Başbakan Erdoğan, dış politikaya ilişkin olarak da “Avrupa Birliği ile ilgili gayretlerimiz devam ediyor. Azerbaycan, KKTC, bunlarla ilgili gayretlerimiz devam ediyor, aynı kararlılıkla da devam edecek” dedi.
Partililere seslenen Erdoğan, “Medyada bizim yaptıklarımızı vatandaşlarımızın öğrenme imkanı yok. Sizlerden öğrenecekler. Milletimizin zihnini bulandıranları siz ifşa edeceksiniz. Bulanık zihinleri siz temizleyeceksiniz. Anlatarak, doğruları belgeleriyle göstererek, bunları ortaya siz koyacaksınız” diye konuştu.
“TRENDEN İNEN OLUR, ONLAR KENDİ TAKDİRİDİR”
Erdoğan, partisinin Düzce İl Kongresi'nde yaptığı konuşmada, birliklerini korumanın her şeyin üstünde olduğunu belirterek, şunları söyledi:
“Oradan kaybettiğimiz anda bir dargınlar kümesi oluşuyor. Bu hareket dargınlar kümesi oluşturmasın istiyorum. Nasıl başladık, nasıl büyüdük, bu hareket büyümeye devam etsin. Bu hareket küçülme kabul etmez, devamlı kucaklayacağız. Trenden inen olur, onlar kendi takdiridir. Biz onları zorla burada tutamayız. Bu siyasettir. Ama bu tren de çok hızlı gidiyor. Bir daha yetişmek mümkün değil.”
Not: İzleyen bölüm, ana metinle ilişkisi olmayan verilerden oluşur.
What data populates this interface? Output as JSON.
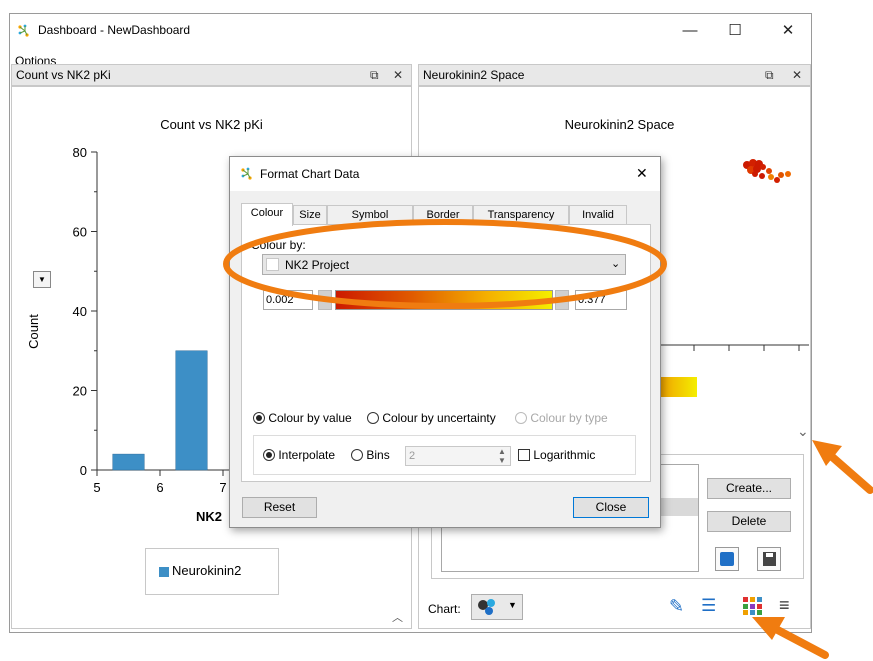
{
  "window": {
    "title": "Dashboard - NewDashboard",
    "menu": [
      "Options"
    ],
    "controls": {
      "minimize": "—",
      "maximize": "☐",
      "close": "✕"
    }
  },
  "left_panel": {
    "header": "Count vs NK2 pKi",
    "chart_title": "Count vs NK2 pKi",
    "legend_label": "Neurokinin2",
    "xlabel_partial": "NK2"
  },
  "right_panel": {
    "header": "Neurokinin2 Space",
    "chart_title": "Neurokinin2 Space",
    "create_button": "Create...",
    "delete_button": "Delete",
    "chart_label": "Chart:"
  },
  "dialog": {
    "title": "Format Chart Data",
    "tabs": [
      "Colour",
      "Size",
      "Symbol",
      "Border",
      "Transparency",
      "Invalid"
    ],
    "active_tab": "Colour",
    "colour_by_label": "Colour by:",
    "colour_by_value": "NK2 Project",
    "range_min": "0.002",
    "range_max": "0.377",
    "mode_options": [
      "Colour by value",
      "Colour by uncertainty",
      "Colour by type"
    ],
    "interpolate_label": "Interpolate",
    "bins_label": "Bins",
    "bins_value": "2",
    "logarithmic_label": "Logarithmic",
    "reset_button": "Reset",
    "close_button": "Close"
  },
  "chart_data": {
    "type": "bar",
    "title": "Count vs NK2 pKi",
    "xlabel": "NK2",
    "ylabel": "Count",
    "x_ticks": [
      "5",
      "6",
      "7"
    ],
    "y_ticks": [
      "0",
      "20",
      "40",
      "60",
      "80"
    ],
    "ylim": [
      0,
      80
    ],
    "xlim": [
      5,
      7.5
    ],
    "bars": [
      {
        "x_start": 5.25,
        "x_end": 5.75,
        "value": 4
      },
      {
        "x_start": 6.25,
        "x_end": 6.75,
        "value": 30
      }
    ],
    "series": [
      {
        "name": "Neurokinin2",
        "color": "#3d8fc6"
      }
    ],
    "legend_position": "bottom"
  },
  "colors": {
    "bar": "#3d8fc6",
    "annotation": "#f07c10",
    "gradient_start": "#cc1a00",
    "gradient_end": "#f4ee00"
  }
}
Erdoğan konuşması sırasında içerdeki havanın sıcak olması nedeniyle ceketini çıkartmak için izin istedi ve çıkartarak konuşmasına devam etti. Erdoğan konuşması sırasında “Türkiye seninle gurur duyuyor” şeklinde tempo tutan partililere “Türkiye sizinle gurur duyuyor” karşılığını verdi.
Erdoğan, kongrenin yapıldığı 19 Temmuz Kapalı Spor Salonu'ndan Başbakanlığa ait otobüsle valiliğe geçerken çocuklara oyuncak dağıttı. Valiliği ziyaret eden Başbakan Erdoğan, Vali Bülent Kılınç'tan kentle ilgili bilgi aldı.
Erdoğan, valilikten AK Parti'ye ait otobüsle belediye başkanlığına giderek, Başkan İsmail Bayram'dan brifing aldı. Erdoğan burada da vatandaşlarla sohbet etti, çocuklara oyuncak dağıttı.